- Born: 1936 Raheny, Dublin, Ireland
- Died: 26 February 2023 (aged 86) Raheny, Dublin, Ireland
- Occupation: Broadcaster
- Years active: 1972–2012
- Employer: Raidió Teilifís Éireann (RTÉ)
- Spouse: Maureen O'Neill ​(died 2012)​
- Children: 4

= Tony O'Donoghue (sports commentator) =

Irish athlete and broadcaster (1936–2023)

Tony O'Donoghue (1936 – 26 February 2023) was an Irish sports broadcaster who was active on Raidió Teilifís Éireann (RTÉ).

==Career==

O'Donoghue was a noted middle-distance runner in his youth. He was one of the home representatives in the Golden Mile race in Santry in 1958 when Herb Elliott, Murray Halberg, Ronnie Delany, Albie Thomas and Merv Lincoln all ran sub four-minute miles in the same race. O'Donoghue later became involved in administrative affairs and was appointed to the first committee of Bord Lúthchleas na hÉireann in 1967.

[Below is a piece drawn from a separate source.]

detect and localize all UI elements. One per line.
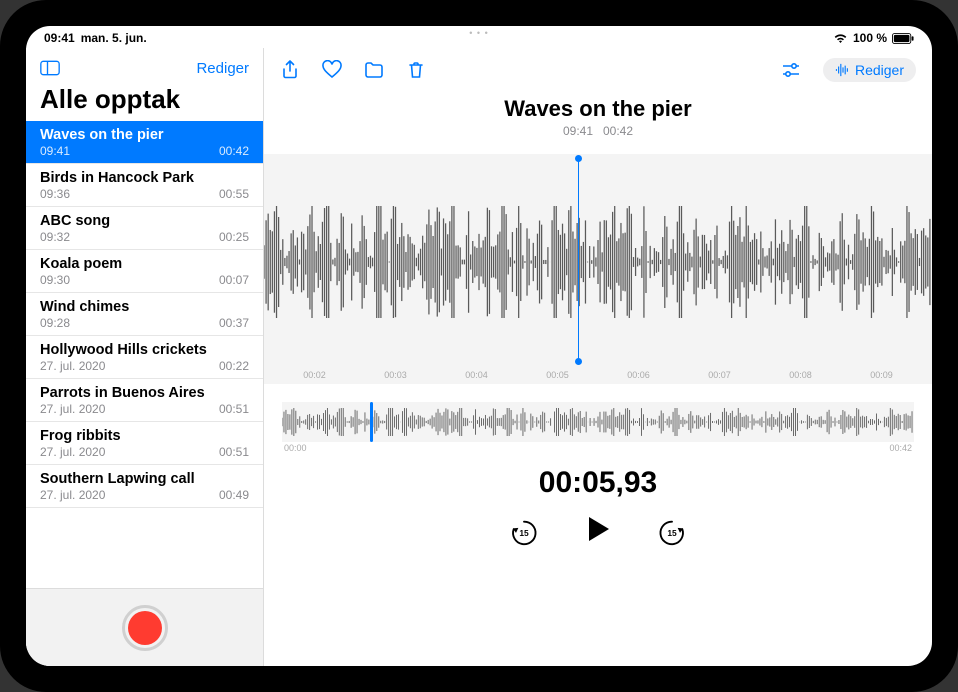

O'Donoghue subsequently enjoyed a 40-year career as athletics commentator with RTÉ. He commentated at every Olympic Games from Munich 1972 to London 2012. One of O'Donoghue's most memorable commentaries was Eamonn Coghlan's victory in the 5,000m at the 1983 World Championships.

==Personal life and death==

O'Donoghue was married to Maureen O'Neill and the couple had four children - two boys and two girls. His wife predeceased him in January 2012.

O'Donoghue died at his home in Raheny on 26 February 2023, at the age of 86.